Bill Buckner was cheered today at Fenway Park. And if you had asked me the probability of that happening in Oct. 1986, I would have said absolute zero... below absolute zero. See he was blamed for the devestating loss of all our hopes and dreams, though it wasn't really his fault (hello Calvin Schiraldi & Bob Stanley).
Truth is the second the ball left Edgar Rentaria's bat bouncing back to Keith Foulke, the mortal wound caused by Buckner healed in my heart.
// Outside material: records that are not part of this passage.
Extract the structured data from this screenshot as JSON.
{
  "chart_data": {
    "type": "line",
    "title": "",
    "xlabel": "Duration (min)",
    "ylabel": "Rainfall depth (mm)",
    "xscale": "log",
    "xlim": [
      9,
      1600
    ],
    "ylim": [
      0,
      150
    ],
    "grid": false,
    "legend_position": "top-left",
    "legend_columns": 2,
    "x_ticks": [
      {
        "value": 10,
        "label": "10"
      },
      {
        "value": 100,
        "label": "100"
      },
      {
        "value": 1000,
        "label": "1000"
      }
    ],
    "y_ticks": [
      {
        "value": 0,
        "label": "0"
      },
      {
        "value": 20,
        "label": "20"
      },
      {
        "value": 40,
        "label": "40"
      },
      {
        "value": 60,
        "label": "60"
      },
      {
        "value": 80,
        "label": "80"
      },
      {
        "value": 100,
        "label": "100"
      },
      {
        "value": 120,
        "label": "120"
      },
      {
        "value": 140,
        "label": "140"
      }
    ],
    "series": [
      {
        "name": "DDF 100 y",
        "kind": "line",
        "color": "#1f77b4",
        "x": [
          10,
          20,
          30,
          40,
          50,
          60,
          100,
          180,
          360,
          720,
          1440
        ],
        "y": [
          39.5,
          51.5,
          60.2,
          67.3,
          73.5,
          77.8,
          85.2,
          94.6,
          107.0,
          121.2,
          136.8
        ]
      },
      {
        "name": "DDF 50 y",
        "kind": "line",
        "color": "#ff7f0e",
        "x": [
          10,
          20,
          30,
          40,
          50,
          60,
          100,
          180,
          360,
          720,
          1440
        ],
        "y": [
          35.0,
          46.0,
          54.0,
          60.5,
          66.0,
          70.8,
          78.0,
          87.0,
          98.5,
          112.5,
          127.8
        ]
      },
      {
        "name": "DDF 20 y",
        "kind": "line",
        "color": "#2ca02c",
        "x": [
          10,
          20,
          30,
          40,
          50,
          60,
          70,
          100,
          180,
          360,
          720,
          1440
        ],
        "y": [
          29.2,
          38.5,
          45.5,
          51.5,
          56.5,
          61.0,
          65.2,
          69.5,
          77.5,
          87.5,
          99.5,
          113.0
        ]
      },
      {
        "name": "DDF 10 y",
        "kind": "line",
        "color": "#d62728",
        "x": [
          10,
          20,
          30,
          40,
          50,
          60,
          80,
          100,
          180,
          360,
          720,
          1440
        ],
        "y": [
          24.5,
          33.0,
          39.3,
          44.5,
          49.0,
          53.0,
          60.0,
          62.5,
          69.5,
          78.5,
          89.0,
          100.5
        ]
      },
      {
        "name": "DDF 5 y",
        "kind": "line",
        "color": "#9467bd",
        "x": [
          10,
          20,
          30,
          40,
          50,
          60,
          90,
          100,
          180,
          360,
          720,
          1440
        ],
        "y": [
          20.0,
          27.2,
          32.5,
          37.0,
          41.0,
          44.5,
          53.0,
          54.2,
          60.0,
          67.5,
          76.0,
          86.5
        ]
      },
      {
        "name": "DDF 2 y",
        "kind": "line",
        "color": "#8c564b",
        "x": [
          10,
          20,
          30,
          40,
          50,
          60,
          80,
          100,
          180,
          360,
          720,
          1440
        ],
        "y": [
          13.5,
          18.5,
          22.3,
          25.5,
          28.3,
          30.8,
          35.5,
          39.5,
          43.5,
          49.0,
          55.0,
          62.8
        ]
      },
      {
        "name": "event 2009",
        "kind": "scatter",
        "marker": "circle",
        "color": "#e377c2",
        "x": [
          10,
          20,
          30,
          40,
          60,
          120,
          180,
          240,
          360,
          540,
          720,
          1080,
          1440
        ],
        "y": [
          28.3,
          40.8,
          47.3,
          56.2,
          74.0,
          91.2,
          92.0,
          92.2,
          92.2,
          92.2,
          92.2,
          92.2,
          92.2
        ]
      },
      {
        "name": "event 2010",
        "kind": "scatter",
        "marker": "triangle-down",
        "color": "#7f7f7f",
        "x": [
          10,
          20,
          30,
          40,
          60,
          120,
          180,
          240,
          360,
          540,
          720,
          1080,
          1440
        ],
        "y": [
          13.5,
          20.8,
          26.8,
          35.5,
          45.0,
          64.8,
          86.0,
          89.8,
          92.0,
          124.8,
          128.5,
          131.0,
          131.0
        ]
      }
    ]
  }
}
However, how fitting is it, that I'm sitting in a conference room in NYC this morning, hours before being aware that Buckner would throw out the first pitch at the Red Sox home opener (thus completing the recovery for both him and the fans) that I look up on the wall and literally gasp. There on one wall, where art is displayed on other walls, is a framed photo of Buckner watching the ball roll away. I'm talking a 16 x 20 photo here... People in the room stare at me. I jump up and point at it and exclaim: I can't believe this is here on the wall. Don't you know you have guests from Boston? People continue to stare. Not all of these people are even from New York or even care about baseball (hard to believe, but they exist). Someone actually asks: what is that a photo of? One of the more traumatic moments of my life, that's all! People are really staring at me now. At least there were no Yankee fans in the room.
Later, when the email begins circulating that it will be Buckner throwing the first pitch, someone will turn to me and say: that guy whose picture you were sitting under? How appropriate. Indeed.